Все разнообразные многочисленные способы опьянения могут быть движущей силой, и прежде всего опьянение чувственного возбуждения, эта первобытная, древнейшая форма опьянения. Затем опьянение, являющееся вслед за всяким страстным желанием, сильным аффектом; опьянение празднеством, борьбой, молодечеством, победой, всяким резким возбуждением; опьянение жестокостью, духом разрушения. Опьянение под влиянием известного метеорологического фактора, например весеннее опьянение или опьянение под влиянием наркоза. Наконец, опьянение собственной волей, опьянение накопившейся и вздымающейся волевой энергией. Сущность опьянения составляет ощущение поднятия сил и избытка их. Это чувство художник щедро изливает на все окружающее, он извлекает все из него, он насилует, он подчиняет себе весь видимый им мир, и это явление называют идеализацией. Освободимся же наконец от старого предрассудка; идеализация не заключается, как обыкновенно думают, в отбрасывании всего мелочного, второстепенного, а скорее в непомерном выдвигании и подчеркивании главных черт, при котором все остальное само собою стирается и исчезает.
Когда мы находимся в состоянии такого опьянения, весь окружающий нас мир обогащается от нашего собственного избытка: все, что мы видим, к чему стремимся, представляется нам выразительным, ярким, как бы наполненным силою.
Под влиянием опьянения человек преображает все объекты до такой степени, что они, как в зеркале, отражают его мощь и становятся рефлексами его совершенства.
Это неумолимое стремление преображать все в совершенное и есть искусство.

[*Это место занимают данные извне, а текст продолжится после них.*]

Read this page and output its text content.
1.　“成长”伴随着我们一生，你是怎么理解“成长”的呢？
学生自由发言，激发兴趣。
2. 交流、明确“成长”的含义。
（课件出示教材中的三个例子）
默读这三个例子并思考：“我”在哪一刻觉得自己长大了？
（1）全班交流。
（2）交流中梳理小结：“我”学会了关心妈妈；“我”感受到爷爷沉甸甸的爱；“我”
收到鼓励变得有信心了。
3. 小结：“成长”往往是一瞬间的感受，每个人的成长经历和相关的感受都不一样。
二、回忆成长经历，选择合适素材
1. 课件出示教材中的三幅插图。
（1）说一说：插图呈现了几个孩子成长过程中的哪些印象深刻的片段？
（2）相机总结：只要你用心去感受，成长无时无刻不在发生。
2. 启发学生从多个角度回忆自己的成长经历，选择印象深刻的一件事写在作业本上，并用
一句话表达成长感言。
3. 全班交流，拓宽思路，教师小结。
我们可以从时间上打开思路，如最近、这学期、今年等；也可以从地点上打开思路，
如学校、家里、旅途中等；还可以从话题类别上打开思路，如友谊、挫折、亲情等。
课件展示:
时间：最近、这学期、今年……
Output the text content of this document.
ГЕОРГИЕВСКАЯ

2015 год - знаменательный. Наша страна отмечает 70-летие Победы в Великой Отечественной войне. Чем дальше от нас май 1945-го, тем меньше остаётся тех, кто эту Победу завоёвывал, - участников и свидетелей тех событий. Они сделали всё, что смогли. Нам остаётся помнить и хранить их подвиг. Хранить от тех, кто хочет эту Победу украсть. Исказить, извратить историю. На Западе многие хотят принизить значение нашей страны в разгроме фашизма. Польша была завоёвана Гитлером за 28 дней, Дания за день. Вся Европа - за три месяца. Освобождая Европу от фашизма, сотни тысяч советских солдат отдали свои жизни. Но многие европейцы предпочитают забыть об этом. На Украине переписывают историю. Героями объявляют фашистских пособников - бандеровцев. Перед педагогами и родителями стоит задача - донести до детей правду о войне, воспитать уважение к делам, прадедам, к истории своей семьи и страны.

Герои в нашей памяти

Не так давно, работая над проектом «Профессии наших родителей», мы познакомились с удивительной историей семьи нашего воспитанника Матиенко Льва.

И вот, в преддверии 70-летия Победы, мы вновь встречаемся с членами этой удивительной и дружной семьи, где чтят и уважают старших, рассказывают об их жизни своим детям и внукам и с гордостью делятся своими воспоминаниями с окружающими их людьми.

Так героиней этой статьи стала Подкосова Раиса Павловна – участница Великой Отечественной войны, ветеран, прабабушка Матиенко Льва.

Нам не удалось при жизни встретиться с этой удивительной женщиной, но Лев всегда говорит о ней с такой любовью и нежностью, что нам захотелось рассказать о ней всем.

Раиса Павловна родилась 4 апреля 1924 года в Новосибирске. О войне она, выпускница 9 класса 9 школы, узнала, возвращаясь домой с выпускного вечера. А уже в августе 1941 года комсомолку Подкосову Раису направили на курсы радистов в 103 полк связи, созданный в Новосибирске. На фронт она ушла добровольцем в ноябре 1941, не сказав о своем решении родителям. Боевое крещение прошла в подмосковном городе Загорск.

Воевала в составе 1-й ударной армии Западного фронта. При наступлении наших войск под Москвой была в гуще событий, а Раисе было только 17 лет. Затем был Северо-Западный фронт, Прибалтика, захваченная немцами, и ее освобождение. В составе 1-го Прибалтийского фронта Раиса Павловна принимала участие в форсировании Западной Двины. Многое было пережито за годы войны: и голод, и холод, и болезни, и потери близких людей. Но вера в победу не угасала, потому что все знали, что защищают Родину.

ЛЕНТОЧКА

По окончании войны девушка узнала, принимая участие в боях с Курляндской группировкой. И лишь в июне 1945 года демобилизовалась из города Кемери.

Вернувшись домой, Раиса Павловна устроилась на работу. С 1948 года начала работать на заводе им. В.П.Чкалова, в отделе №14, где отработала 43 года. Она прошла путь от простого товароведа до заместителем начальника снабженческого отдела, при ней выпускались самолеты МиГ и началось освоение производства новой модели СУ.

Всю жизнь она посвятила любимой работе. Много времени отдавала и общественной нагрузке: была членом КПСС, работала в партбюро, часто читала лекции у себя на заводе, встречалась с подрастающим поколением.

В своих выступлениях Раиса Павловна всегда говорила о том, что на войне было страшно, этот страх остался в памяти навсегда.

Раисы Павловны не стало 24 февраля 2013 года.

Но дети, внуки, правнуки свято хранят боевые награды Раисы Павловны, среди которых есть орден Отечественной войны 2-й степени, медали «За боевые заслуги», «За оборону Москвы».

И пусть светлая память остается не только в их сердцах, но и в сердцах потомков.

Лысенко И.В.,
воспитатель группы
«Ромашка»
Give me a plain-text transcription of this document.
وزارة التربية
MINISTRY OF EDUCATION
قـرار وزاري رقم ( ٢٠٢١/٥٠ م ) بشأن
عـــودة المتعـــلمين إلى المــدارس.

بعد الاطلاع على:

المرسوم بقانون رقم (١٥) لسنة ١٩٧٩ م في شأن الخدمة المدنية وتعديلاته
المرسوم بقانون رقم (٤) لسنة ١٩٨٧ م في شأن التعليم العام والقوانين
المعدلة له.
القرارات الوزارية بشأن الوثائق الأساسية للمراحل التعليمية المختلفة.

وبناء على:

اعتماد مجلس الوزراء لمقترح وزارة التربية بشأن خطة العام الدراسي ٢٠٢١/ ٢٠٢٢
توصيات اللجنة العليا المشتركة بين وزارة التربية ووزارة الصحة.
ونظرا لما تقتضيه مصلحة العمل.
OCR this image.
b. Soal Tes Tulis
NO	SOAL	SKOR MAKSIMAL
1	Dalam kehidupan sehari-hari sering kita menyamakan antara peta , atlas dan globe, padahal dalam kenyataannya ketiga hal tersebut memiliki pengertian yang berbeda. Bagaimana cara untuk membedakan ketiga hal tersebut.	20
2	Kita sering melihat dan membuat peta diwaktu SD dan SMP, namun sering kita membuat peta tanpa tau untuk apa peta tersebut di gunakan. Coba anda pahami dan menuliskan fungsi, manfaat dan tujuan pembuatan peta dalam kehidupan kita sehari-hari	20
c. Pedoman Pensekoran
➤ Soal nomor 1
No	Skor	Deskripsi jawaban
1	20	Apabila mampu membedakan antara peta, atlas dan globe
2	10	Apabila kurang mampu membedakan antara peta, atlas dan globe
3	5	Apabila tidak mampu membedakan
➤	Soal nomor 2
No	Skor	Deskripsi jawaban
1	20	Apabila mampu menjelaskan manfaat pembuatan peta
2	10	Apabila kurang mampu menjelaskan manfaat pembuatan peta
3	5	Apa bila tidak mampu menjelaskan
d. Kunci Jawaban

В такие минуты все чуждое ему радует его; в искусстве человек наслаждается самим собой, как совершенством.
Позвольте мне представить себе противоположное этому состояние, особую антихудожественность инстинкта, известный род существования, который обедняет все окружающие предметы, делает их плоскими, чахоточными. И действительно, история богата такими антиартистами, такими тщедушными; они по необходимости сами должны черпать из всего окружающего, истощать, ослаблять его.
Примером может служить Паскаль, он мистик и в то же время и художник, а это не уживается вместе!..
Было бы слишком наивно, если бы вы мне в ответ привели в пример Рафаэля или какого-нибудь гомеопатического мистика девятнадцатого века: Рафаэль поступал так, как говорил, следовательно, Рафаэль не был мистиком…
Что означают введенные мною в эстетику противоположные понятия аполлоновского и дионисийского искусства, если смотреть на них как на различные способы опьянения? Аполлоновское опьянение возбуждает больше всего зрение и придает мысли артиста силу и реальность видения.
Художник, пластик и эпический поэт духовидцы par excellence.
В дионисийском состоянии, кроме этого, возбуждена и возвышена вся система аффектов, так что она, вооружаясь всеми своими средствами воображения, одновременно вызывает и силу изобразительности, подражательности, превращения и всякого рода мимику и драматическую игру.
Сущность дела заключается в легкости, с которой совершаются метаморфозы, в невозможности реагировать (подобно некоторым истеричным субъектам, которые сразу, по первому знаку, вступают в любую роль).
Дионисийскому человеку невозможно не поддаваться какому-нибудь внушению, он не пропускает ни одного признака аффекта, у него высоко развит инстинкт понимания и разгадывания, он в высшей степени обладает искусством передачи.
Он входит во всякую оболочку, во всякий аффект: он непрестанно преображается.
Музыка, как мы теперь ее понимаем, есть одновременно всеобщее возбуждение и разряжение аффектов, но тем не менее это только остаток другого, гораздо более полного мира выражений аффектов, это только residuum[163] дионисийского гистрионизма. Чтобы выделить музыку в самостоятельное искусство, установили особое чувство числа, прежде всего мускульное чувство (по крайней мере относительно: так в известной степени всякий ритм действует на наши мускулы); таким образом не все, что человек чувствует, он тотчас может воплотить и представить.
Несмотря на все, это и есть, собственно, дионисийское нормальное состояние, и во всяком случае первобытное состояние; музыка – это медленно достигаемая спецификация его в ущерб близко-родственных ему сил.